Saat ini apa yang kita lihat dalam film science fiction tentang pasukan robot perang yang mampu secara mandiri atau bersama-sama bertempur di udara, darat, dan laut sudah dikembangkan dengan nama teknologi Sistem Senjata Otonom (Autonomous Weapons Systems/AWS).
Sistem Senjata Otonom adalah sistem senjata yang dapat memilih dan menembak pada target sendiri tanpa campur tangan manusia. Senjata sepenuhnya otonom untuk menilai situasi di medan perang dan memutuskan metode menyerang terbaik sesuai dengan informasi yang diproses.
Sistem Senjata Otonom berbeda dari sistem senjata remote control seperti wahana nirawak (drone) yang masih dikemudikan oleh manusia dan komputer dari jarak jauh, karena tidak memerlukan panduan atau pengendalian manusia setelah diprogram dan diaktifkan.
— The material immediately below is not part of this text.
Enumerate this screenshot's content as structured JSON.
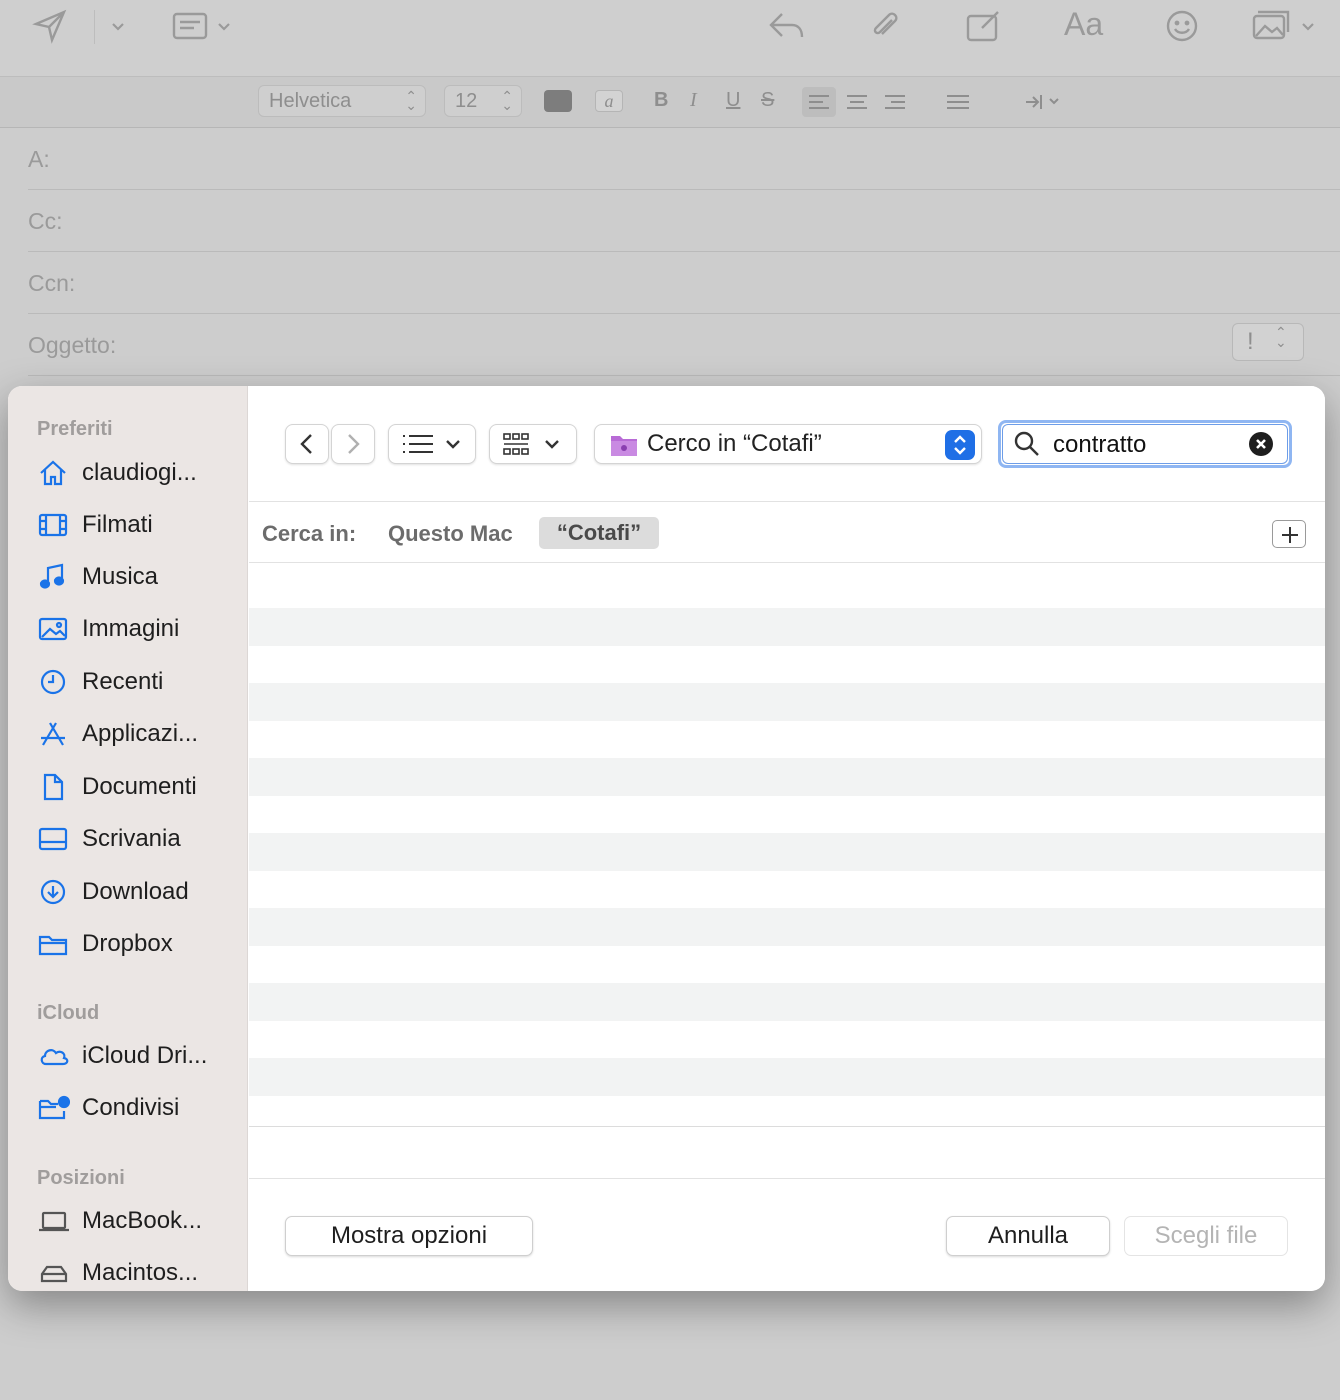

Meskipun AWS dengan kemampuan mematikan belum digunakan saat ini, tapi kemampuan beroperasi dengan berbagai tingkat otonomi atau kebebasan bertindak dan menyerang sudah mulai digunakan. Sistem robot dengan berbagai tingkat otonomi misalnya telah digunakan secara aktif oleh Amerika Serikat, Inggris, Israel, dan Korea Selatan.
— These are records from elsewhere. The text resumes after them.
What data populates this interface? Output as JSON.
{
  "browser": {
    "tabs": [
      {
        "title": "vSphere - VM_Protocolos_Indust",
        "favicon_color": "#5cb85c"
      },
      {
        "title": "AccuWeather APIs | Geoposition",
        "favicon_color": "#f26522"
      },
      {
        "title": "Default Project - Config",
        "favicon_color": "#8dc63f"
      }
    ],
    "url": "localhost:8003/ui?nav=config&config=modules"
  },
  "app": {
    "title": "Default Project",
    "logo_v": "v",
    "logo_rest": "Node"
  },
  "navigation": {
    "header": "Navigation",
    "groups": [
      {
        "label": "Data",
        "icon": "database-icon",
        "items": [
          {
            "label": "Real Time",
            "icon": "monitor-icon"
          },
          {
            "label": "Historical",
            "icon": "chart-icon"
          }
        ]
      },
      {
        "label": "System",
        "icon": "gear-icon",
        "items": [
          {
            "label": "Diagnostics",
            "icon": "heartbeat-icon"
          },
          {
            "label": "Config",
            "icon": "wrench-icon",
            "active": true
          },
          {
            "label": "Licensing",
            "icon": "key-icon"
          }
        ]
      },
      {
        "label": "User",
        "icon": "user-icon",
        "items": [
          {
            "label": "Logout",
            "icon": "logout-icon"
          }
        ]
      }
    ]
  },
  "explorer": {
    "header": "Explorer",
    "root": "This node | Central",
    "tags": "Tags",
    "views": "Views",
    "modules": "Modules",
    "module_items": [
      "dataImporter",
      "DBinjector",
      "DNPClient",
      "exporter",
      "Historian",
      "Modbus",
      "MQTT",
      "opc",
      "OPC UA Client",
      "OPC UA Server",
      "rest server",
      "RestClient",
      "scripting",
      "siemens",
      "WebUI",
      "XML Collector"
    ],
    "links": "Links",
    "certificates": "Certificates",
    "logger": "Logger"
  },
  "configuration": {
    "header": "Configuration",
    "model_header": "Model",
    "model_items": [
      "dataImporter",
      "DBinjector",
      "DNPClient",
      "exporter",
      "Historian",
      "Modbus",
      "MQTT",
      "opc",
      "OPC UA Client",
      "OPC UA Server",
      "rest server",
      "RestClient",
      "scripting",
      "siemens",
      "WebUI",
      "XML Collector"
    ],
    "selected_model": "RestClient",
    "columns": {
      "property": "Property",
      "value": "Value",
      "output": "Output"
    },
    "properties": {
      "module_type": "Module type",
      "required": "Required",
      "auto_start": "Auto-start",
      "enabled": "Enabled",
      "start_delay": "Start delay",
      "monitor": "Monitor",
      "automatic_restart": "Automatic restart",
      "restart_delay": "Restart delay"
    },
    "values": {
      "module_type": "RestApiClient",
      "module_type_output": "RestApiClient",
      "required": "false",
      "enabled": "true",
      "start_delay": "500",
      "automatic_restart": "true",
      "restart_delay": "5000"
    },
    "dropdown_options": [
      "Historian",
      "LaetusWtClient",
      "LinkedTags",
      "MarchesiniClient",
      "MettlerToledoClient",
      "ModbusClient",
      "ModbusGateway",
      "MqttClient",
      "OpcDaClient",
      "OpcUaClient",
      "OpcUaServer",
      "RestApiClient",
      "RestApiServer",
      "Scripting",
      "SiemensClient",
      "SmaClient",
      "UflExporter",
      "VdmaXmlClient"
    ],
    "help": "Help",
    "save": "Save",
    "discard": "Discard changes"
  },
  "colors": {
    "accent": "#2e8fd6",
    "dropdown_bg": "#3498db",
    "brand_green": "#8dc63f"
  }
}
Penggunaan intensif pesawat tanpa awak MQ - 1 Predator adalah saat CIA mulai melihat betapa praktisnya jika menggunakan robot udara untuk mengumpulkan intelijen dan menyerang sasaran dengan resiko dan biaya lebih kecil.
Para pakar percaya bahwa perang modern masa depan akan menggunakan AWS. Militer AS berinvestasi besar-besaran dalam penelitian dan pengembangan sistem senjata otonom seperti wahana udara tak berawak IAI Pioneer & MQ - 1 Predator yang dapat dipersenjatai dengan rudal dan dioperasikan dari pusat komando jarak jauh untuk pengintaian dan penyekatan sasaran.
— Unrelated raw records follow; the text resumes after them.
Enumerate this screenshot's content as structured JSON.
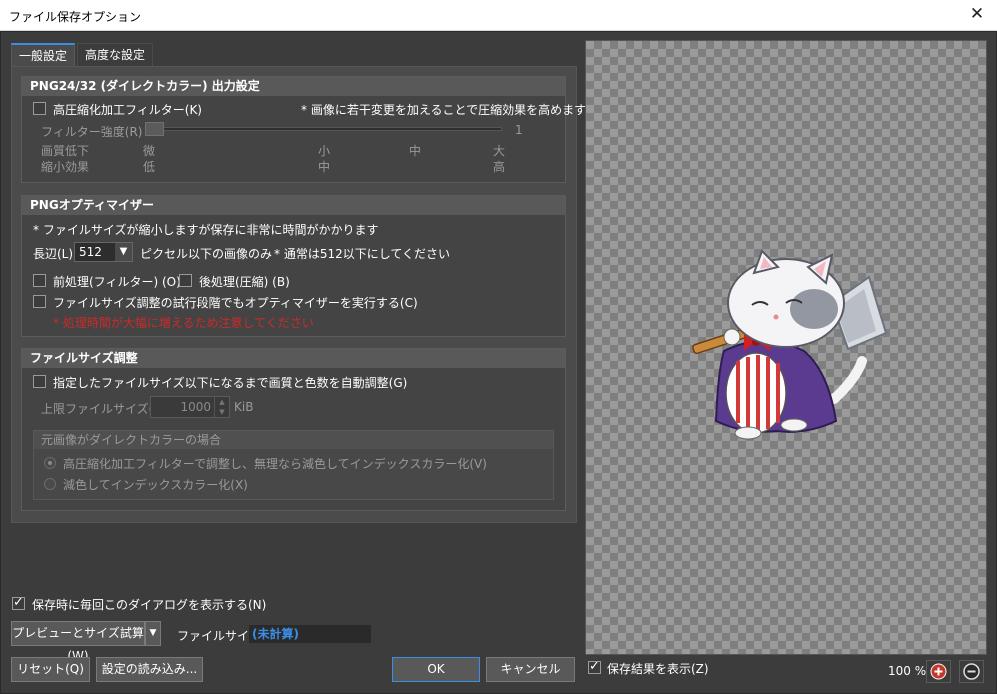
{
  "window": {
    "title": "ファイル保存オプション",
    "close_glyph": "✕"
  },
  "tabs": [
    {
      "label": "一般設定",
      "active": true
    },
    {
      "label": "高度な設定",
      "active": false
    }
  ],
  "png_output": {
    "header": "PNG24/32 (ダイレクトカラー) 出力設定",
    "checkbox_label": "高圧縮化加工フィルター(K)",
    "checkbox_checked": false,
    "note": "* 画像に若干変更を加えることで圧縮効果を高めます",
    "filter_label": "フィルター強度(R)",
    "filter_value": "1",
    "slider_level": 0,
    "quality_label": "画質低下",
    "quality_scale": [
      "微",
      "小",
      "中",
      "大"
    ],
    "effect_label": "縮小効果",
    "effect_scale": [
      "低",
      "中",
      "高"
    ]
  },
  "optimizer": {
    "header": "PNGオプティマイザー",
    "note": "* ファイルサイズが縮小しますが保存に非常に時間がかかります",
    "edge_label": "長辺(L)",
    "edge_value": "512",
    "edge_suffix": "ピクセル以下の画像のみ",
    "edge_note": "* 通常は512以下にしてください",
    "pre_label": "前処理(フィルター) (O)",
    "post_label": "後処理(圧縮) (B)",
    "trial_label": "ファイルサイズ調整の試行段階でもオプティマイザーを実行する(C)",
    "warning": "* 処理時間が大幅に増えるため注意してください"
  },
  "filesize": {
    "header": "ファイルサイズ調整",
    "auto_label": "指定したファイルサイズ以下になるまで画質と色数を自動調整(G)",
    "limit_label": "上限ファイルサイズ(J) :",
    "limit_value": "1000",
    "limit_unit": "KiB",
    "sub_header": "元画像がダイレクトカラーの場合",
    "radio1": "高圧縮化加工フィルターで調整し、無理なら減色してインデックスカラー化(V)",
    "radio2": "減色してインデックスカラー化(X)"
  },
  "footer": {
    "show_dialog_label": "保存時に毎回このダイアログを表示する(N)",
    "show_dialog_checked": true,
    "preview_button": "プレビューとサイズ試算(W)",
    "size_label": "ファイルサイズ :",
    "size_value": "(未計算)",
    "reset_button": "リセット(Q)",
    "load_button": "設定の読み込み...",
    "ok_button": "OK",
    "cancel_button": "キャンセル",
    "show_result_label": "保存結果を表示(Z)",
    "show_result_checked": true,
    "zoom_value": "100 %"
  },
  "icons": {
    "close": "close-icon",
    "zoom_in": "zoom-in-icon",
    "zoom_out": "zoom-out-icon",
    "dropdown": "chevron-down-icon"
  },
  "colors": {
    "accent": "#3a8ee6",
    "warning": "#cc2a2a",
    "zoom_in": "#c0392b"
  }
}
DARPA telah menyelenggarakan kompetisi di tahun 2004 dan 2005, melibatkan perusahaan swasta dan universitas untuk mengembangkan kendaraan darat tak berawak untuk bernavigasi melalui medan kasar di Gurun Mojave dengan beberapa simulasi tugas untuk hadiah dua juta dollar .
Bidang artileri juga telah melihat beberapa penelitian yang menjanjikan dengan sistem senjata eksperimental bernama Dragon Fire II yang secara otomatis mampu mengisi peluru (loading) dan menghitung balistik untuk menembak secara akurat.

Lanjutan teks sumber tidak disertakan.